Gravitasi Mars menarik di Phobos, yang lebih besar dari dua bulannya, sekitar 6,6 kaki (2 meter) setiap seratus tahun. Para ilmuwan memperkirakan bulan akan terpisah dalam 30 hingga 50 juta tahun.

Hasil ini datang dari Terry Hurford dari Goddard Space Flight Center NASA. Dia dan rekan-rekannya sedang mempresentasikan karyanya minggu ini di acara tahunanpertemuandari Divisi Ilmu Planet dari American Astronomical Society di National Harbor, Maryland. Hurford mengatakan dalam pernyataan NASA:

Kami pikir Phobos sudah mulai gagal, dan tanda pertama dari kegagalan ini adalah produksi alur ini.

bosInilah pemandangan Phobos dan Kawah Stickney besarnya dari Viking I. Viking 1 Pandangan global pengorbit dari satelit Mars Phobos. Kawah Stickney berdiameter 10 km berada di sebelah kiri, berpusat di 5 S, 55 W. Titik yang menghadap Mars berada di tengah bawah Phobos, dan kutub utara sekitar pukul 1:00 dari titik ini. Alur dan rantai kawah yang memancar dapat dilihat di sekitar Stickney. Phobos kira-kira 20 km di gambar ini.

Phobos, Kawah Stickney yang besar dan alurnya yang misterius seperti yang terlihat oleh Viking I. Gambar diambil pada Juni 1977, melalui NASA.




Hurford dan rekan membandingkan alurnya denganstretch markyang terjadi saat Phobos dideformasi olehkekuatan pasang surutantara itu dan Mars. Gaya pasang surut terjadi antara Bumi dan bulan kita, juga, menciptakan pasang surut laut dan membuat Bumi dan bulan sedikit berbentuk telur daripada bulat sempurna. Pernyataan NASA menjelaskan:

Penjelasan yang sama diusulkan untuk alur beberapa dekade lalu, setelah pesawat ruang angkasa Viking mengirim gambar Phobos ke Bumi. Namun, pada saat itu, Phobos dianggap kurang lebih solid. Ketika gaya pasang surut dihitung, tegangannya terlalu lemah untuk mematahkan bulan padat sebesar itu.

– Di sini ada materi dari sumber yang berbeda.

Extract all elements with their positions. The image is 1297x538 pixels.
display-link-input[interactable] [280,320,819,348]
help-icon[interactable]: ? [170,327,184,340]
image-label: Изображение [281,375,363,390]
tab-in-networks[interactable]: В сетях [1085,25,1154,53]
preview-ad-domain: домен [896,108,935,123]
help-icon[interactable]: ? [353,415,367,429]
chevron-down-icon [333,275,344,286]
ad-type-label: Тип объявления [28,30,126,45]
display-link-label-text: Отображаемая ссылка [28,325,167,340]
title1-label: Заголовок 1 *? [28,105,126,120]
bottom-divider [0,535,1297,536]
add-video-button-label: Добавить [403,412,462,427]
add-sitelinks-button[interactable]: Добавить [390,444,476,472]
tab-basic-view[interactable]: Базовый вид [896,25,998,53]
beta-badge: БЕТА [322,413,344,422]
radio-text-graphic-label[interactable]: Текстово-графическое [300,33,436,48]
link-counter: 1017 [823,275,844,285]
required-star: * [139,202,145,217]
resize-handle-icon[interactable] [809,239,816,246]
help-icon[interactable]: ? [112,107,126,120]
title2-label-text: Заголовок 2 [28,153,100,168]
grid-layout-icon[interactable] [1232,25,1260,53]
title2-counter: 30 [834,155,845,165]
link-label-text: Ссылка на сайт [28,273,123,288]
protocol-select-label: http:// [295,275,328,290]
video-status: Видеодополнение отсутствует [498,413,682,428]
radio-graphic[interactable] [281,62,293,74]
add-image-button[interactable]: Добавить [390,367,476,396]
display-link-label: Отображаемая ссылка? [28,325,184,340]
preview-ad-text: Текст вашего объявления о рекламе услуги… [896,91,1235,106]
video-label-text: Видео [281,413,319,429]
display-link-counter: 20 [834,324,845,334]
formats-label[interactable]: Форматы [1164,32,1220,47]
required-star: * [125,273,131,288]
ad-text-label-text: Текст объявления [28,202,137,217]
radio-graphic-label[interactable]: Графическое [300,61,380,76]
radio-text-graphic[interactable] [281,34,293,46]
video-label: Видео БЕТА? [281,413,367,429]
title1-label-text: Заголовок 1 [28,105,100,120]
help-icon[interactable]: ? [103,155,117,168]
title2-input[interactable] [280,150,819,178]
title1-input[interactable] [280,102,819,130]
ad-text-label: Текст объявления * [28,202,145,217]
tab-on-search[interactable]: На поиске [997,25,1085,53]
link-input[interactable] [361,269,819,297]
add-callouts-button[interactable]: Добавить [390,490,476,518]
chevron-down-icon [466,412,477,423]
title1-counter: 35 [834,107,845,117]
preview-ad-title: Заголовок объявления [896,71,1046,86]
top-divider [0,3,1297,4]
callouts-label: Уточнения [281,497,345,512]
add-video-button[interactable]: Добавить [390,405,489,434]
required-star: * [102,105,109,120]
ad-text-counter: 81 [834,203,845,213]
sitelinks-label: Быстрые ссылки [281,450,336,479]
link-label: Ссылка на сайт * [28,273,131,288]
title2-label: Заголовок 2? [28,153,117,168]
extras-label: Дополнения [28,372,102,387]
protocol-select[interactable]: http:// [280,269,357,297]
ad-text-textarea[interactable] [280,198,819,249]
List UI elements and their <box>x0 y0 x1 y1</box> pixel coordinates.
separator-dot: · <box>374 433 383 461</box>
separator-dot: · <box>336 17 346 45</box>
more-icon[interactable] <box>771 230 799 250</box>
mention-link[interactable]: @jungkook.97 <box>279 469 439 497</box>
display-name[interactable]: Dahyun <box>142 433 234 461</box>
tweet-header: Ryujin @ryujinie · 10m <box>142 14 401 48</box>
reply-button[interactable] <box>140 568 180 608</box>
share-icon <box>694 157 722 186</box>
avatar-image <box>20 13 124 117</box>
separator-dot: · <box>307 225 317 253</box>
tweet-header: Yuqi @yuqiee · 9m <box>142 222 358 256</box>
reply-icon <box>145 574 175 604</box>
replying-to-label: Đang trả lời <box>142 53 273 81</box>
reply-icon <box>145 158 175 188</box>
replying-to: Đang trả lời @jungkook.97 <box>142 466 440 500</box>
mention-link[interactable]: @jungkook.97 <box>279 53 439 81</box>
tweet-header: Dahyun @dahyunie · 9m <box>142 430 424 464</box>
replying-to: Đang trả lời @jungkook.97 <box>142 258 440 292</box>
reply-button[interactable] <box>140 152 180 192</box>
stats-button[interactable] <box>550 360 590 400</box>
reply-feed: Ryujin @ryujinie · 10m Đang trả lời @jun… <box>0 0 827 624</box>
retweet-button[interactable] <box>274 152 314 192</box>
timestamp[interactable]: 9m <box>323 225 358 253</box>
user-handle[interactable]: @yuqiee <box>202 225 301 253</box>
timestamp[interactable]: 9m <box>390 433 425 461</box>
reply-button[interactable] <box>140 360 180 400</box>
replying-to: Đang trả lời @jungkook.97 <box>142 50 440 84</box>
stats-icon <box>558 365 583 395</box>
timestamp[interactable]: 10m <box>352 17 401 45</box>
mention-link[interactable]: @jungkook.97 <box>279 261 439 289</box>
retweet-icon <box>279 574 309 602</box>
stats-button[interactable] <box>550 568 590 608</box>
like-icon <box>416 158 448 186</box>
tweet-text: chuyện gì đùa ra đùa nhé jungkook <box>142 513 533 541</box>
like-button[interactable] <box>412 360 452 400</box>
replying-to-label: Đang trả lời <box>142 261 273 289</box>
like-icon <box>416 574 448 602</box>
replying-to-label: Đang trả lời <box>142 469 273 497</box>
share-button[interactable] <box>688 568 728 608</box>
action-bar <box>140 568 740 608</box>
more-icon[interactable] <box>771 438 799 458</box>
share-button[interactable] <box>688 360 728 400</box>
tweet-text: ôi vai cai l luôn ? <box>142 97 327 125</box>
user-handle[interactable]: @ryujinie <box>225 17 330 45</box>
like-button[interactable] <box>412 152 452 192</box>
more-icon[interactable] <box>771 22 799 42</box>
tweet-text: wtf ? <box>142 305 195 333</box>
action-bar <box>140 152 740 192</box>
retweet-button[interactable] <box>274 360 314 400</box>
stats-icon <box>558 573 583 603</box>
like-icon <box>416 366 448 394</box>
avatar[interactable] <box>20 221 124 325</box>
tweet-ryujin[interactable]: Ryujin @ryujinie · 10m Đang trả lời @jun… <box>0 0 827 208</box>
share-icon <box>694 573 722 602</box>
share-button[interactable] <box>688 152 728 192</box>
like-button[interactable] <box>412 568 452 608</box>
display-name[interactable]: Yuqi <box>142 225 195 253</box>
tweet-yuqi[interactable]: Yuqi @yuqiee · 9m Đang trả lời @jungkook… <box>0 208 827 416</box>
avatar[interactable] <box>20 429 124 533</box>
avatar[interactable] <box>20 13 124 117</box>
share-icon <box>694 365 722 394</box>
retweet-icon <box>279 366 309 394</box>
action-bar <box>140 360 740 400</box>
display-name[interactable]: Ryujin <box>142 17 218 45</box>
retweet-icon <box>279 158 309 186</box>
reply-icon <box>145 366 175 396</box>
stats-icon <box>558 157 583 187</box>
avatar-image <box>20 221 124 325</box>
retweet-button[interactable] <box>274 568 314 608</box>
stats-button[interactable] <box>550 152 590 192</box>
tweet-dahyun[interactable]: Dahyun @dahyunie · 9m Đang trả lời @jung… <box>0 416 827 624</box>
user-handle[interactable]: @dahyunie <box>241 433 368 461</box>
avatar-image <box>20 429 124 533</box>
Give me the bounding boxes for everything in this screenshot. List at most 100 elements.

Pemikiran baru-baru ini, bagaimanapun, adalah bahwa bagian dalam Phobos bisa menjadi tumpukan puing-puing, nyaris tidak saling menempel, dikelilingi oleh lapisan regolith tepung setebal sekitar 330 kaki (100 meter) ... Interior seperti ini dapat dengan mudah terdistorsi karena memiliki sangat sedikit kekuatan dan memaksa lapisan luar untuk menyesuaikan kembali. Para peneliti berpikir lapisan luar Phobos berperilaku elastis dan menimbulkan stres, tetapi cukup lemah sehingga tekanan ini dapat menyebabkannya gagal.

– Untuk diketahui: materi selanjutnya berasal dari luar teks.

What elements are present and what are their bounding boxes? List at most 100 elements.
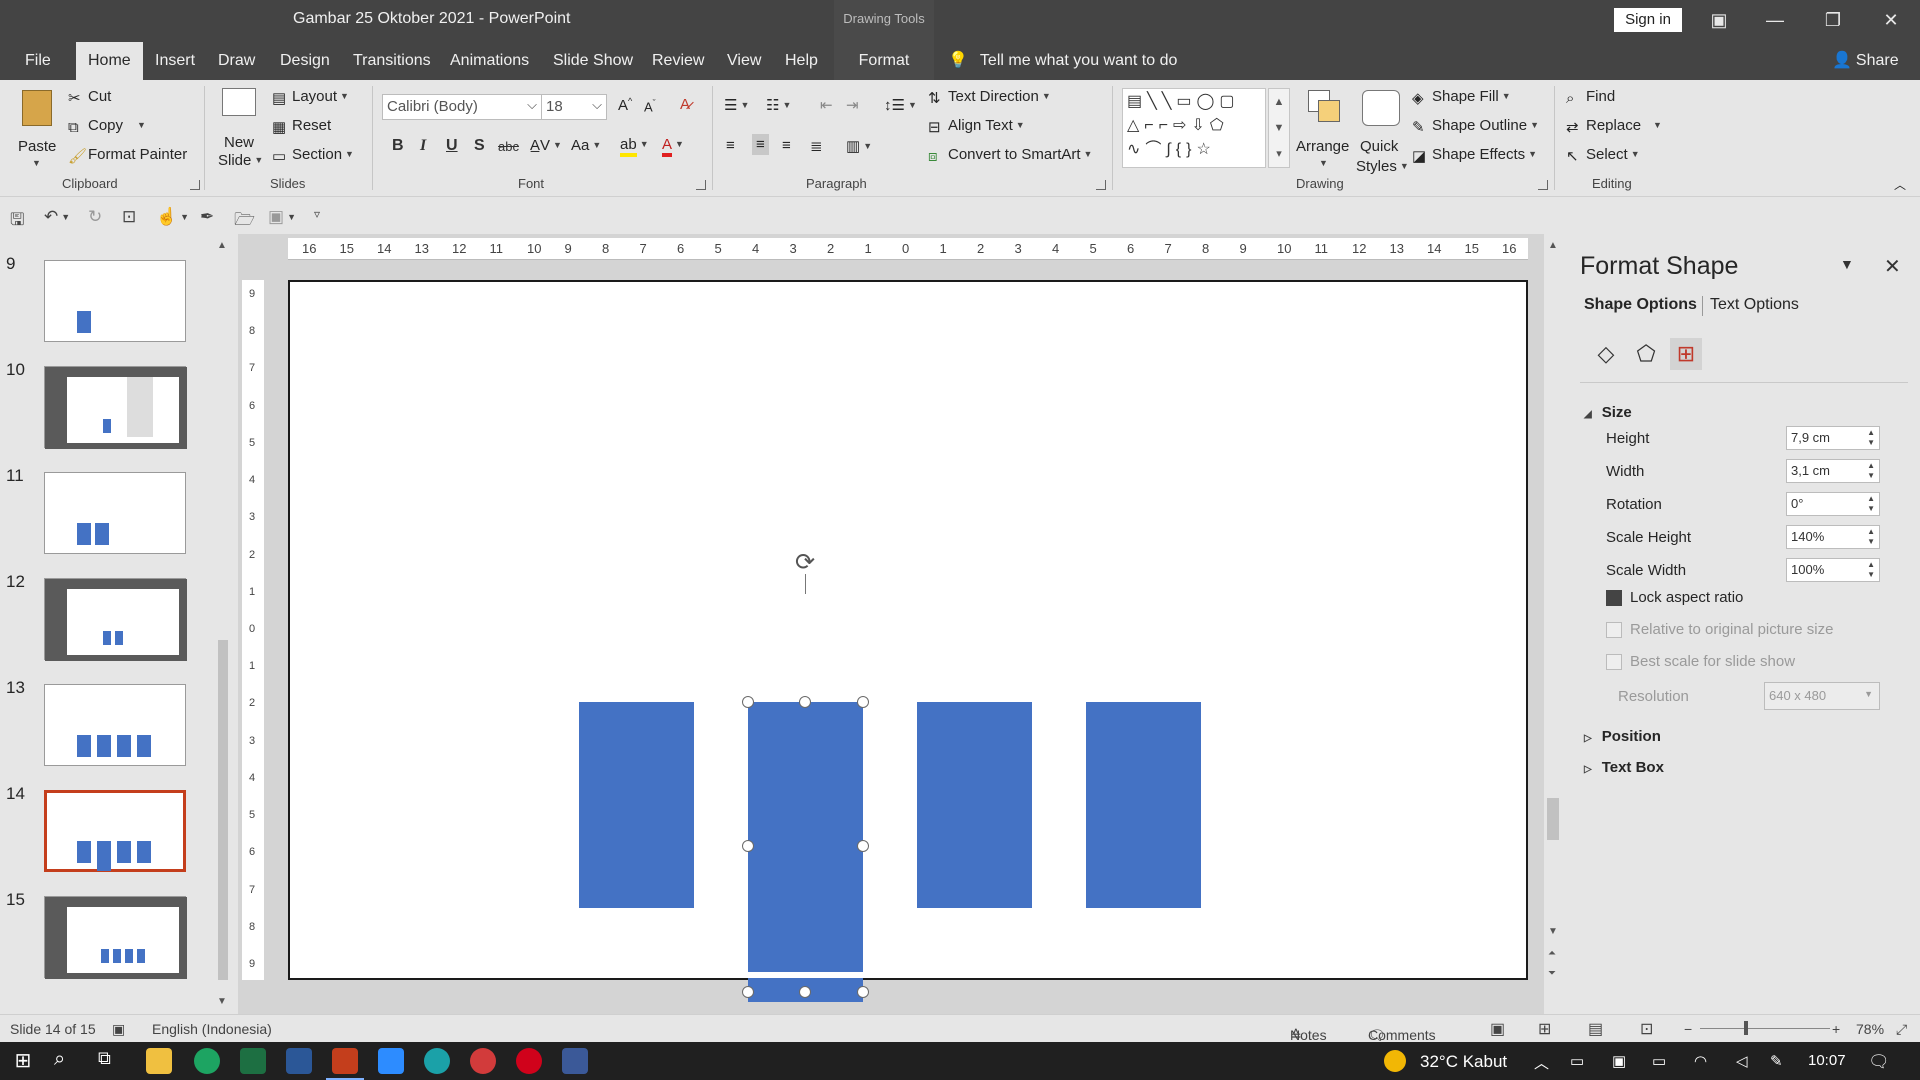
- shape-outline-button[interactable]: ✎ Shape Outline ▼: [1412, 117, 1539, 136]
- resolution-select[interactable]: 640 x 480 ▼: [1764, 682, 1880, 710]
- thumbnail-scroll-thumb[interactable]: [218, 640, 228, 980]
- zoom-level[interactable]: 78%: [1856, 1021, 1884, 1037]
- resize-handle[interactable]: [799, 986, 811, 998]
- format-painter-button[interactable]: 🖌Format Painter: [68, 146, 187, 165]
- resize-handle[interactable]: [799, 696, 811, 708]
- quick-styles-button[interactable]: Quick Styles ▼: [1356, 88, 1409, 178]
- find-button[interactable]: ⌕ Find: [1566, 88, 1615, 107]
- language-indicator[interactable]: English (Indonesia): [152, 1021, 272, 1037]
- scroll-down-icon[interactable]: ▼: [217, 996, 227, 1007]
- tab-review[interactable]: Review: [644, 42, 712, 80]
- powerpoint-icon[interactable]: [332, 1048, 358, 1074]
- align-text-button[interactable]: ⊟ Align Text ▼: [928, 117, 1025, 136]
- tab-help[interactable]: Help: [777, 42, 826, 80]
- shape-effects-button[interactable]: ◪ Shape Effects ▼: [1412, 146, 1537, 165]
- collapse-ribbon-icon[interactable]: ︿: [1894, 176, 1906, 193]
- customize-qat-icon[interactable]: ▿: [314, 207, 320, 221]
- size-properties-icon[interactable]: ⊞: [1670, 338, 1702, 370]
- file-explorer-icon[interactable]: [146, 1048, 172, 1074]
- minimize-icon[interactable]: —: [1752, 0, 1798, 40]
- effects-pentagon-icon[interactable]: ⬠: [1630, 338, 1662, 370]
- columns-icon[interactable]: ▥ ▼: [846, 137, 872, 155]
- paste-button[interactable]: Paste ▼: [14, 88, 58, 168]
- slide-thumbnail-12[interactable]: [44, 578, 187, 661]
- edge-icon[interactable]: [424, 1048, 450, 1074]
- scale-height-spinner[interactable]: 140% ▲ ▼: [1786, 525, 1880, 549]
- select-button[interactable]: ↖ Select ▼: [1566, 146, 1640, 165]
- touch-mode-icon[interactable]: ☝ ▼: [156, 207, 189, 227]
- clock[interactable]: 10:07: [1808, 1052, 1846, 1069]
- relative-size-checkbox[interactable]: [1606, 622, 1622, 638]
- resize-handle[interactable]: [742, 696, 754, 708]
- open-folder-icon[interactable]: 🗁: [234, 207, 255, 236]
- zoom-out-icon[interactable]: −: [1684, 1021, 1692, 1037]
- tab-animations[interactable]: Animations: [442, 42, 537, 80]
- search-icon[interactable]: ⌕: [54, 1048, 80, 1074]
- show-hidden-icons[interactable]: ︿: [1534, 1052, 1549, 1073]
- text-direction-button[interactable]: ⇅ Text Direction ▼: [928, 88, 1051, 107]
- opera-icon[interactable]: [516, 1048, 542, 1074]
- text-shadow-button[interactable]: S: [474, 137, 485, 155]
- editor-scrollbar[interactable]: ▲ ▼ ⏶ ⏷: [1544, 234, 1562, 1014]
- slide-thumbnail-10[interactable]: [44, 366, 187, 449]
- slide-canvas[interactable]: [288, 280, 1528, 980]
- layout-button[interactable]: ▤ Layout ▼: [272, 88, 349, 107]
- spellcheck-icon[interactable]: ▣: [112, 1021, 125, 1038]
- tab-shape-options[interactable]: Shape Options: [1584, 296, 1697, 314]
- numbering-icon[interactable]: ☷ ▼: [766, 96, 791, 114]
- change-case-button[interactable]: Aa ▼: [571, 137, 601, 154]
- zoom-app-icon[interactable]: [378, 1048, 404, 1074]
- decrease-font-icon[interactable]: Aˇ: [644, 98, 656, 114]
- cut-button[interactable]: ✂ Cut: [68, 88, 111, 107]
- thumbnail-scrollbar[interactable]: ▲ ▼: [214, 240, 232, 1010]
- copy-button[interactable]: ⧉ Copy ▼: [68, 117, 146, 136]
- excel-icon[interactable]: [240, 1048, 266, 1074]
- tab-text-options[interactable]: Text Options: [1710, 296, 1799, 314]
- notifications-icon[interactable]: 🗨: [1868, 1052, 1890, 1072]
- facebook-icon[interactable]: [562, 1048, 588, 1074]
- tab-transitions[interactable]: Transitions: [345, 42, 439, 80]
- italic-button[interactable]: I: [420, 137, 426, 155]
- section-button[interactable]: ▭ Section ▼: [272, 146, 354, 165]
- insert-picture-icon[interactable]: ▣ ▼: [268, 207, 296, 227]
- character-spacing-icon[interactable]: A̲V ▼: [530, 137, 562, 154]
- arrange-button[interactable]: Arrange ▼: [1296, 88, 1349, 172]
- ribbon-display-options-icon[interactable]: ▣: [1696, 0, 1742, 40]
- sign-in-button[interactable]: Sign in: [1614, 8, 1682, 32]
- eyedropper-icon[interactable]: ✒: [200, 207, 214, 227]
- slide-thumbnail-9[interactable]: [44, 260, 186, 342]
- tab-insert[interactable]: Insert: [147, 42, 203, 80]
- slideshow-view-icon[interactable]: ⊡: [1640, 1019, 1653, 1039]
- rectangle-shape-2-selected[interactable]: [748, 702, 863, 972]
- font-family-select[interactable]: Calibri (Body) ⌵: [382, 94, 542, 120]
- justify-icon[interactable]: ≣: [810, 137, 823, 155]
- word-icon[interactable]: [286, 1048, 312, 1074]
- align-center-icon[interactable]: ≡: [752, 134, 769, 155]
- resize-handle[interactable]: [857, 696, 869, 708]
- tray-app-icon[interactable]: ▣: [1612, 1052, 1626, 1070]
- new-slide-button[interactable]: New Slide ▼: [214, 88, 264, 172]
- slide-thumbnail-13[interactable]: [44, 684, 186, 766]
- tell-me-search[interactable]: 💡 Tell me what you want to do: [948, 42, 1177, 80]
- height-spinner[interactable]: 7,9 cm ▲ ▼: [1786, 426, 1880, 450]
- position-section-header[interactable]: ▷ Position: [1584, 728, 1661, 745]
- tab-file[interactable]: File: [17, 42, 59, 80]
- font-color-icon[interactable]: A ▼: [662, 136, 684, 157]
- tab-view[interactable]: View: [719, 42, 769, 80]
- wifi-icon[interactable]: ◠: [1694, 1052, 1707, 1070]
- zoom-in-icon[interactable]: +: [1832, 1021, 1840, 1037]
- tab-format[interactable]: Format: [834, 42, 934, 80]
- next-slide-icon[interactable]: ⏷: [1548, 968, 1556, 979]
- pen-icon[interactable]: ✎: [1770, 1052, 1783, 1070]
- tab-draw[interactable]: Draw: [210, 42, 263, 80]
- tab-slide-show[interactable]: Slide Show: [545, 42, 641, 80]
- scroll-up-icon[interactable]: ▲: [217, 240, 227, 251]
- tab-design[interactable]: Design: [272, 42, 338, 80]
- slide-sorter-icon[interactable]: ⊞: [1538, 1019, 1551, 1039]
- resize-handle[interactable]: [742, 986, 754, 998]
- rectangle-shape-4[interactable]: [1086, 702, 1201, 908]
- tab-home[interactable]: Home: [76, 42, 143, 80]
- editor-scroll-thumb[interactable]: [1547, 798, 1559, 840]
- zoom-slider[interactable]: [1700, 1028, 1830, 1029]
- scale-width-spinner[interactable]: 100% ▲ ▼: [1786, 558, 1880, 582]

Semua ini berarti gaya pasang surut yang bekerja pada Phobos dapat menghasilkan lebih dari cukup tekanan untuk mematahkan permukaan…

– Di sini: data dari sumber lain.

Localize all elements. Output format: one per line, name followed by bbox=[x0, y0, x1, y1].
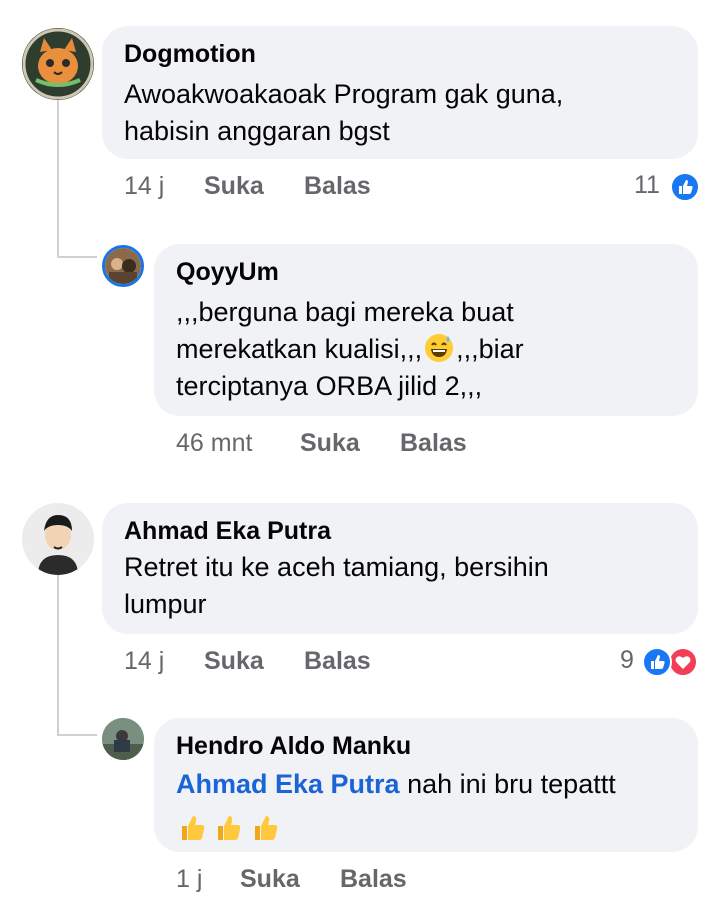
reaction-count[interactable]: 9 bbox=[620, 646, 634, 675]
comment-time[interactable]: 46 mnt bbox=[176, 429, 252, 458]
comment-text-fragment: ,,,biar bbox=[456, 334, 524, 364]
comment-text-line: terciptanya ORBA jilid 2,,, bbox=[176, 371, 483, 401]
comment-bubble-3: Ahmad Eka Putra Retret itu ke aceh tamia… bbox=[102, 503, 698, 634]
reaction-count[interactable]: 11 bbox=[634, 171, 660, 200]
like-button[interactable]: Suka bbox=[240, 865, 300, 894]
grinning-sweat-emoji-icon bbox=[423, 332, 455, 364]
thread-line-1 bbox=[57, 98, 59, 256]
reply-button[interactable]: Balas bbox=[400, 429, 467, 458]
reply-button[interactable]: Balas bbox=[340, 865, 407, 894]
user-photo-icon bbox=[105, 248, 141, 284]
comment-time[interactable]: 14 j bbox=[124, 172, 164, 201]
comment-author[interactable]: QoyyUm bbox=[176, 258, 279, 287]
avatar-hendro-aldo-manku[interactable] bbox=[102, 718, 144, 760]
comment-text-fragment: nah ini bru tepattt bbox=[399, 769, 616, 799]
like-reaction-icon[interactable] bbox=[670, 172, 700, 202]
love-reaction-icon[interactable] bbox=[668, 647, 698, 677]
reply-button[interactable]: Balas bbox=[304, 172, 371, 201]
comment-author[interactable]: Dogmotion bbox=[124, 40, 256, 69]
cat-avatar-icon bbox=[22, 28, 94, 100]
comment-time[interactable]: 14 j bbox=[124, 647, 164, 676]
like-button[interactable]: Suka bbox=[204, 172, 264, 201]
avatar-dogmotion[interactable] bbox=[22, 28, 94, 100]
avatar-qoyyum[interactable] bbox=[102, 245, 144, 287]
user-photo-icon bbox=[102, 718, 144, 760]
reply-button[interactable]: Balas bbox=[304, 647, 371, 676]
like-reaction-icon[interactable] bbox=[642, 647, 672, 677]
avatar-ahmad-eka-putra[interactable] bbox=[22, 503, 94, 575]
thread-line-2 bbox=[57, 572, 59, 734]
comment-bubble-2: QoyyUm ,,,berguna bagi mereka buat merek… bbox=[154, 244, 698, 416]
thumbs-up-emoji-icon bbox=[182, 816, 205, 840]
comment-time[interactable]: 1 j bbox=[176, 865, 202, 894]
thread-line-2-elbow bbox=[57, 734, 97, 736]
comment-text-line: Retret itu ke aceh tamiang, bersihin bbox=[124, 552, 549, 582]
comment-text-line: lumpur bbox=[124, 589, 207, 619]
thumbs-up-emoji-icon bbox=[218, 816, 241, 840]
thumbs-up-emoji-row bbox=[176, 812, 281, 844]
comment-author[interactable]: Ahmad Eka Putra bbox=[124, 517, 331, 546]
thread-line-1-elbow bbox=[57, 256, 97, 258]
comment-text-line: habisin anggaran bgst bbox=[124, 116, 390, 146]
comment-text-line: Ahmad Eka Putra nah ini bru tepattt bbox=[176, 766, 616, 803]
comment-text-line: merekatkan kualisi,,, ,,,biar bbox=[176, 331, 524, 368]
comment-text-line: Awoakwoakaoak Program gak guna, bbox=[124, 79, 564, 109]
comment-bubble-1: Dogmotion Awoakwoakaoak Program gak guna… bbox=[102, 26, 698, 159]
comment-text-line: ,,,berguna bagi mereka buat bbox=[176, 297, 514, 327]
like-button[interactable]: Suka bbox=[204, 647, 264, 676]
like-button[interactable]: Suka bbox=[300, 429, 360, 458]
comment-author[interactable]: Hendro Aldo Manku bbox=[176, 732, 411, 761]
comment-text-fragment: merekatkan kualisi,,, bbox=[176, 334, 423, 364]
comment-bubble-4: Hendro Aldo Manku Ahmad Eka Putra nah in… bbox=[154, 718, 698, 852]
mention-link[interactable]: Ahmad Eka Putra bbox=[176, 769, 400, 799]
user-avatar-icon bbox=[22, 503, 94, 575]
thumbs-up-emoji-icon bbox=[254, 816, 278, 840]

Nasib yang sama mungkin menunggu bulan Neptunus, Triton, yang juga perlahan-lahan jatuh ke dalam dan memiliki permukaan retak yang serupa. Pekerjaan ini juga memiliki implikasi untuk planet ekstrasurya, menurut para peneliti.

Intinya: Alur misterius di Phobos kemungkinan merupakan tanda awal kegagalan struktural. Para ilmuwan memperkirakan bulan akan terpisah dalam 30 hingga 50 juta tahun. Para ilmuwan mempresentasikan pekerjaan minggu ini pada pertemuan tahunan Divisi Ilmu Planet dari American Astronomical Society di National Harbor, Maryland.